How the research can be applied
Responding to the research, Raphael Zhang, one of the moderators of the Q&A segment of the webinar, said the affirmation that change-allowing therapies can help was heartening.
Sharing his personal journey, he said: “I believed I was born gay for the longest time.
“I pursued my gay desires because it feels, to a person with SSA, spontaneous, it feels natural, it feels like this doesn’t feel wrong, I can act upon it.
“I held the belief for 10-plus years.”
Then, he realised that his SSA may have come from “certain unmet needs in my childhood”. That caused a paradigm shift in his perspective.
“I had to revaluate for myself: Is it really true that everything I feel to be natural should be acted upon?”
“I started to see myself differently. It was empowering. Before, it felt like it was who I am, I can’t do anything about it.
“After that, I realised SSA is what I have and there is something I can do about this. There are decisions I can make.”
He added: “I always used to believe: If I feel it is natural, therefore it is right.
“After I went through that paradigm shift, I had to revaluate for myself: Is it really true that everything I feel to be natural should be acted upon? I have a lot of natural desires that I think should not be acted upon.
“It is authentic to live out who I am supposed to be versus being tied to my desires. It is more freeing to decide what desires you can act upon or not.”
Dr Rosik agreed, adding that what it means to be authentic is not what psychology can define.
“The belief that the experience I have must be my authentic self is a value judgement, not a scientific one,” he said.
Mr Zhang also raised the issue of “overgeneralisation of what change means”.

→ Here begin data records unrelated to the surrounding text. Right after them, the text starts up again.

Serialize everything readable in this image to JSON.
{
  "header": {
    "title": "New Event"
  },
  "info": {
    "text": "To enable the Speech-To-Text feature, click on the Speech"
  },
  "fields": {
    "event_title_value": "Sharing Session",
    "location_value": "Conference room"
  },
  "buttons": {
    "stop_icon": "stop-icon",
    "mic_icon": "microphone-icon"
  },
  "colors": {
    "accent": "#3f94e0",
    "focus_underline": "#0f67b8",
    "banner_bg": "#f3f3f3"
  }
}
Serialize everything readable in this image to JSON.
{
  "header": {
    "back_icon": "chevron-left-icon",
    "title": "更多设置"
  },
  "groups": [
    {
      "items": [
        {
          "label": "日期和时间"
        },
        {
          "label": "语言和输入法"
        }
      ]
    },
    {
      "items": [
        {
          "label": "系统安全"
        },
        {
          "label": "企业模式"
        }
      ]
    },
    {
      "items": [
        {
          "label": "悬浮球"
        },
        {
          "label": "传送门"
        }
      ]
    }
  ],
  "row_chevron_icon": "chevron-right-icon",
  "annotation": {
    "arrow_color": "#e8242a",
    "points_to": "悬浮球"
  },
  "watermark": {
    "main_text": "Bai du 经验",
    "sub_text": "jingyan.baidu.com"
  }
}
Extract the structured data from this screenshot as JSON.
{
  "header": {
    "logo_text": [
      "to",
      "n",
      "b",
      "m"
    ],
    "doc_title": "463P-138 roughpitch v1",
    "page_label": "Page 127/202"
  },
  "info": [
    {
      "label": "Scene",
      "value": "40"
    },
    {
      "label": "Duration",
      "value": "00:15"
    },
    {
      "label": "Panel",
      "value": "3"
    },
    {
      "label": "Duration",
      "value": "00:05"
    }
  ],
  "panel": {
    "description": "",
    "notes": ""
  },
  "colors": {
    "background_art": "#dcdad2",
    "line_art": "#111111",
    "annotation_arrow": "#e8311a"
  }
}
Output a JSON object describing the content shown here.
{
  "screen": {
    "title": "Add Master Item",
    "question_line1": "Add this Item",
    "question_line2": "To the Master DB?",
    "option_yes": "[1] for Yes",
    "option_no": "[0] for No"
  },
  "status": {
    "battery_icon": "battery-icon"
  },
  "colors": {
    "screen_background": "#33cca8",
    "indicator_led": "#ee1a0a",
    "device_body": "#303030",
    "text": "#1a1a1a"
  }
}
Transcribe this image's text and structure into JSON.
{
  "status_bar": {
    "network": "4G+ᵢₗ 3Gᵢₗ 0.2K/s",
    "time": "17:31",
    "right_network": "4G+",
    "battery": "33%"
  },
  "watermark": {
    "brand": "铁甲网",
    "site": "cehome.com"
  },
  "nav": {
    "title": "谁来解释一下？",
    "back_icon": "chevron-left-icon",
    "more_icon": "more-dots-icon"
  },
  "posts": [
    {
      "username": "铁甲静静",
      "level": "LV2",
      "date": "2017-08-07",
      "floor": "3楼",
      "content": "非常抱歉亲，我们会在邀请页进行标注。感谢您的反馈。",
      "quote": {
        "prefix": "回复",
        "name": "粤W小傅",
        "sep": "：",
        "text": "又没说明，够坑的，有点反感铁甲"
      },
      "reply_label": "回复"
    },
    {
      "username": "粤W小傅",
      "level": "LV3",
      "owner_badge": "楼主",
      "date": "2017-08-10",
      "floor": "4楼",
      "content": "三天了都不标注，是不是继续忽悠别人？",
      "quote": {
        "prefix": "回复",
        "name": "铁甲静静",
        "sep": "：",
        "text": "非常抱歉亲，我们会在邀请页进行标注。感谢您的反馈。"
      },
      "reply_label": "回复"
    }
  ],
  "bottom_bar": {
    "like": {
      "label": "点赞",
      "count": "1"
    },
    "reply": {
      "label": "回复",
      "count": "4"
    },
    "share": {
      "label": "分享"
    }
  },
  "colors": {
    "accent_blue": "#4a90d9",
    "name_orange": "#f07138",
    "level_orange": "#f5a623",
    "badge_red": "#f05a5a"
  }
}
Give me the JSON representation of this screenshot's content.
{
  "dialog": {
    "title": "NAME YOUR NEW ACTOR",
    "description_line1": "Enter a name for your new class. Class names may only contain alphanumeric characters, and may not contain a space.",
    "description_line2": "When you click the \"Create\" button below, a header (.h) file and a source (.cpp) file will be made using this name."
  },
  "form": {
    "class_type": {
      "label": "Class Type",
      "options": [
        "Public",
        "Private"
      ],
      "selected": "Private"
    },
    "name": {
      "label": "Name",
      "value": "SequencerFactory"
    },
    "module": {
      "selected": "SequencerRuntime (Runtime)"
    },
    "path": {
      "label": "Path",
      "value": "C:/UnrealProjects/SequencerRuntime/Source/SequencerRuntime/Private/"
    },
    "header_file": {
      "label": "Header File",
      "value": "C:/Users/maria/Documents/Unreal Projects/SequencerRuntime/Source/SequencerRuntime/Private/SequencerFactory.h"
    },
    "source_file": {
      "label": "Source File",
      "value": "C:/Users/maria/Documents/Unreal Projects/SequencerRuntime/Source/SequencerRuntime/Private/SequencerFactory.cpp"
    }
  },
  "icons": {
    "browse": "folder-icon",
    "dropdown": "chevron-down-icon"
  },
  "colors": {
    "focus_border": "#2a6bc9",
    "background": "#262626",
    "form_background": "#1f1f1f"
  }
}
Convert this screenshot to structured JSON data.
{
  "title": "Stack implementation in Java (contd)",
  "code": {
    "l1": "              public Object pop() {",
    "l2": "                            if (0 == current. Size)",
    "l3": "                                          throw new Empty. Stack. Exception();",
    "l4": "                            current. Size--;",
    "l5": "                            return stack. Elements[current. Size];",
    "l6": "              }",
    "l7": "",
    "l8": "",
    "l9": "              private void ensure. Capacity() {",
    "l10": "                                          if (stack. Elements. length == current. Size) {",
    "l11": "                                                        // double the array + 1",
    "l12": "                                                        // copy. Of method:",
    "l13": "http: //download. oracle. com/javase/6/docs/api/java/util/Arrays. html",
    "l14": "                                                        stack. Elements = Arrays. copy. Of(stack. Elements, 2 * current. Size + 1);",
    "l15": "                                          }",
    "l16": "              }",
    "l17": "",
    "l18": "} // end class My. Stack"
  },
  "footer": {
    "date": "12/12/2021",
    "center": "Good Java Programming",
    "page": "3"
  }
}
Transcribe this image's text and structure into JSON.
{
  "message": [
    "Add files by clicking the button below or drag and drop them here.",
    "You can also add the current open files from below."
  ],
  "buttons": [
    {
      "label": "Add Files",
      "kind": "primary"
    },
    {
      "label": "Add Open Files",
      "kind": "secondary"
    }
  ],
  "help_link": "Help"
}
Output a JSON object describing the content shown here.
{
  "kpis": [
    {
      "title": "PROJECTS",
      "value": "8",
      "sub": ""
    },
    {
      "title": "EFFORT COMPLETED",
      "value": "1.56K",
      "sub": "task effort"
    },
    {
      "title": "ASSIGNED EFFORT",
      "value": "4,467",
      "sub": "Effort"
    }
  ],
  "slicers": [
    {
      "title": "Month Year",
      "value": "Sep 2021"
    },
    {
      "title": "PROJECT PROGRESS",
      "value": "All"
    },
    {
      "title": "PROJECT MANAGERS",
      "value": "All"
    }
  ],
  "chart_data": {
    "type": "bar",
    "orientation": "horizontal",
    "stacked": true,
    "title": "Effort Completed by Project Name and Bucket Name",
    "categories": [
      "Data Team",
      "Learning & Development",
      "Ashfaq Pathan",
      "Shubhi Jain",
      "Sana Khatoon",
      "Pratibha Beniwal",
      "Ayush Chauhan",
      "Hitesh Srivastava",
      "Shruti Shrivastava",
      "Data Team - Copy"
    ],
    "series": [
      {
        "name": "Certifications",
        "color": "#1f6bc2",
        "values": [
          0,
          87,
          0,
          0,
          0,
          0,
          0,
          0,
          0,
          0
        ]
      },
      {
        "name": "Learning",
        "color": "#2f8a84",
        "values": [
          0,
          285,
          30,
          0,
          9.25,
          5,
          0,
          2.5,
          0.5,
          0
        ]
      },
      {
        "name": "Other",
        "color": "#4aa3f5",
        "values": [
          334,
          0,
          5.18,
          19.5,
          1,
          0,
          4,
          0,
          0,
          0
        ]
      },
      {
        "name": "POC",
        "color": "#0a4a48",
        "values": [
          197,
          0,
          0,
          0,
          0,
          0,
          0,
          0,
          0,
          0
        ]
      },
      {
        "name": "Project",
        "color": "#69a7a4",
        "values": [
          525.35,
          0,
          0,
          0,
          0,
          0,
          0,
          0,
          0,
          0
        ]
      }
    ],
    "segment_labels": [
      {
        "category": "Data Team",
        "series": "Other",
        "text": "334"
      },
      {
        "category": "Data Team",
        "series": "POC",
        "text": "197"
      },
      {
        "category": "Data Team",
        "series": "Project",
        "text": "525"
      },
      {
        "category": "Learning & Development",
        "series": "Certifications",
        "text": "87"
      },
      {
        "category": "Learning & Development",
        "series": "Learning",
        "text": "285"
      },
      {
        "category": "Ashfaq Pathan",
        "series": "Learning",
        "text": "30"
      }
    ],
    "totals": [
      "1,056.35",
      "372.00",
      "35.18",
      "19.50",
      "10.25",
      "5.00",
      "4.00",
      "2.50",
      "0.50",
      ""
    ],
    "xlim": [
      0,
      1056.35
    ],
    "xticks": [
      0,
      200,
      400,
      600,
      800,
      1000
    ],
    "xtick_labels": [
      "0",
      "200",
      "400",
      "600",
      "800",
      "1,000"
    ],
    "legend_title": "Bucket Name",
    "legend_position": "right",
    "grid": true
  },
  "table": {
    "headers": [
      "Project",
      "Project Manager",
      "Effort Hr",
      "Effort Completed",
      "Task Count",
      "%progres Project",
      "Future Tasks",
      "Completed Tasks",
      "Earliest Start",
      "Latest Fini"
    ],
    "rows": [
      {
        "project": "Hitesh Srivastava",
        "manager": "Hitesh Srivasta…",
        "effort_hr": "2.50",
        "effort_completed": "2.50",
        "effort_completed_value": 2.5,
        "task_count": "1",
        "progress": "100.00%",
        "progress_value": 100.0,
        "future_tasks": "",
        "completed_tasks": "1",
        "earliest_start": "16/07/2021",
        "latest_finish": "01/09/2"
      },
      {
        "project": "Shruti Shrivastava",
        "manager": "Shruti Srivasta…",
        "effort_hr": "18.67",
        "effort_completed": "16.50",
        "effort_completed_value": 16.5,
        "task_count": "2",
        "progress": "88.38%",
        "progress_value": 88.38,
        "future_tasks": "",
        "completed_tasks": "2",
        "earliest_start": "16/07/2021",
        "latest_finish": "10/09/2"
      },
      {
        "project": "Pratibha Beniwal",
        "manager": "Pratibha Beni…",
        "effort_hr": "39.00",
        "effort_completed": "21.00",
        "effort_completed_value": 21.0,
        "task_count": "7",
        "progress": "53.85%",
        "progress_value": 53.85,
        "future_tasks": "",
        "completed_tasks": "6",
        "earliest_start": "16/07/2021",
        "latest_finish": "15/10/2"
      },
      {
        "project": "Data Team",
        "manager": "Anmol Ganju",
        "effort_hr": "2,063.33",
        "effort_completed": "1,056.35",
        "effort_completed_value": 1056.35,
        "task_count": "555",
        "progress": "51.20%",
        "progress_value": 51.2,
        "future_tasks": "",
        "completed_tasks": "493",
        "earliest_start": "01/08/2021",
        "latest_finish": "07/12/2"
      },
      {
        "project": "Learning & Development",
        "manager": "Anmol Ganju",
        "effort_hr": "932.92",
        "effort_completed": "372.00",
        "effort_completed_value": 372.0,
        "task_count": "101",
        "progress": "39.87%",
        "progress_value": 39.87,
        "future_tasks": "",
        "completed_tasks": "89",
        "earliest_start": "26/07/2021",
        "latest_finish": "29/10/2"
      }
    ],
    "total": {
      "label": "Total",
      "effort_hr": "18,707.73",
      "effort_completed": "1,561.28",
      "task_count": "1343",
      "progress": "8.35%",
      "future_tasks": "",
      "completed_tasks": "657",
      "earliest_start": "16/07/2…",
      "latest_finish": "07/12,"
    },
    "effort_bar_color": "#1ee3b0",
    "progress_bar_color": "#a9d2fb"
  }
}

“People look at my story and say, ‘You haven’t really changed. You still have SSA.’ I feel like you should offer more space to let people define change in ways that are meaningful to them.
“I have SSA but am committed to not having same-sex behaviour and that, to me, is meaningful change. I think there should be space for that diversity of experience.”
Dr Rosik reiterated that shifts are considered change, too.
“This is the only area where the only kind of change that is considered to be helpful is a categorical one (that is, from having a homosexual orientation to a heterosexual orientation). That is a set-up.
“There is no other category of behaviour where that is the standard you have to meet for something to be considered helpful.”
What the research has indicated is that change is possible for those with unwanted SSA and that therapy can be a means of helping them towards that end.